Trois obstacles majeurs pour la réalisation d'un objectif par la violence
Pour notre auteure, les situations réelles de "mise en oeuvre de la violence armée prouvent que l'idéal de maitre se heurte notamment à trois types d'obstacles majeurs.
Le premier est le désajustement potentiel entre la violence ou sa menace et les buts poursuivis, désajustement issu de l'absorption du raisonnement instrumental par la logique du duel (Laure BARDIÈS se réfère là à Raymond ARON et son Penser la guerre, Clausewitz). (...)
Le deuxième puissant facteur limitant la capacité à maitriser l'interaction violente est la place, variable, que prennent dans l'action les passions collectives - plus ou moins encouragées et encadrées selon les cas. (...)
Dernier grand facteur alimentant l'incertitude, l'alliance des frictions et du brouillard de la guerre" longtemps évoqué par CLAUSEWITZ.

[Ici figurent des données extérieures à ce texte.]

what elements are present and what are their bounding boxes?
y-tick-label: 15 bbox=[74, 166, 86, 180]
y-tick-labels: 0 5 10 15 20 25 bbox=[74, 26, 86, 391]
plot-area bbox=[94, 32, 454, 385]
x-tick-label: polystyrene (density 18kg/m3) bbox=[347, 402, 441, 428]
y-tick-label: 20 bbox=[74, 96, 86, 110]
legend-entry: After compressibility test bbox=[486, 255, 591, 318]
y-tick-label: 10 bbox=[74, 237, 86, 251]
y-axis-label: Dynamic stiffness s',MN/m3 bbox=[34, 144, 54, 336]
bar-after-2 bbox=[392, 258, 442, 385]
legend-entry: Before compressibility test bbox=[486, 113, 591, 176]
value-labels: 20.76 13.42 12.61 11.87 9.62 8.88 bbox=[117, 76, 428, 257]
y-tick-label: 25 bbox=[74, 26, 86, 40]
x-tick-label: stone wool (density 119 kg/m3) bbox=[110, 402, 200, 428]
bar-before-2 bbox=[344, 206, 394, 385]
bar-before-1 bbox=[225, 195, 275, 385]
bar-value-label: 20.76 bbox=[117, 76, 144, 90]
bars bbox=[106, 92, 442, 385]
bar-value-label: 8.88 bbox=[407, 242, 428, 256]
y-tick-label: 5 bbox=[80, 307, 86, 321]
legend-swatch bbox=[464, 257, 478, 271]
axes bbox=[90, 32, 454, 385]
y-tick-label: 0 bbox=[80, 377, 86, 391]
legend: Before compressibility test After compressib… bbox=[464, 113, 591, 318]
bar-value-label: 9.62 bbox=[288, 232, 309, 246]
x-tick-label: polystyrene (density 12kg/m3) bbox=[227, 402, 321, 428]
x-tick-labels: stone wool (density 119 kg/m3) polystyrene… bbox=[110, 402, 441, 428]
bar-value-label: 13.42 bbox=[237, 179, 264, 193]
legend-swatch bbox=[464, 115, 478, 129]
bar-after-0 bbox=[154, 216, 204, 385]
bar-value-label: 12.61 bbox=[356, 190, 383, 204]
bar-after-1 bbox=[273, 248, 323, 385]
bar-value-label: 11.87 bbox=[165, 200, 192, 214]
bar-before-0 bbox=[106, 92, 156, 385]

"Le contexte de l'action stratégique, écrit-elle encore, étant marqué du sceau du conflit, de la tension, du stress, de l'urgence souvent, de la crainte ou de la peur, parfois du chaos, le raisonnement est, peut-être plus que d'autres, soumis au risque de l'erreur." Elle s'appuie là également sur les études de Herbert SIMON (Administrative Behavior, New York, MacMillan, 1947) et de Raymond BOUDON (pour sa théorie de la rationalité ordinaire, qui accouche du concept de rationalité cognitive). Pour nous, le recours constant et exclusif du recours à la violence conduit à l'erreur et à l'accumulation d'erreur. En passant, nous souhaiterions l'étude de grandes batailles et même de grandes guerres (comme celle de la Deuxième Guerre mondiale) pour mettre en valeur ces accumulations d'erreurs. Dans les guerres, il semble bien (et beaucoup d'auteurs le remarquent in fine sans s'y attarder) que le vainqueur doit beaucoup plus aux erreurs de l'adversaire qu'à ses propres mérites stratégiques.
Laure BARDIÈS, le raisonnement stratégique, dans Guerre et Stratégie, Approches, concepts, sous la direction de Stéphane TAILLAT, Joseph HENRONTIN et Olivier SCHMITT, PUF, 2015.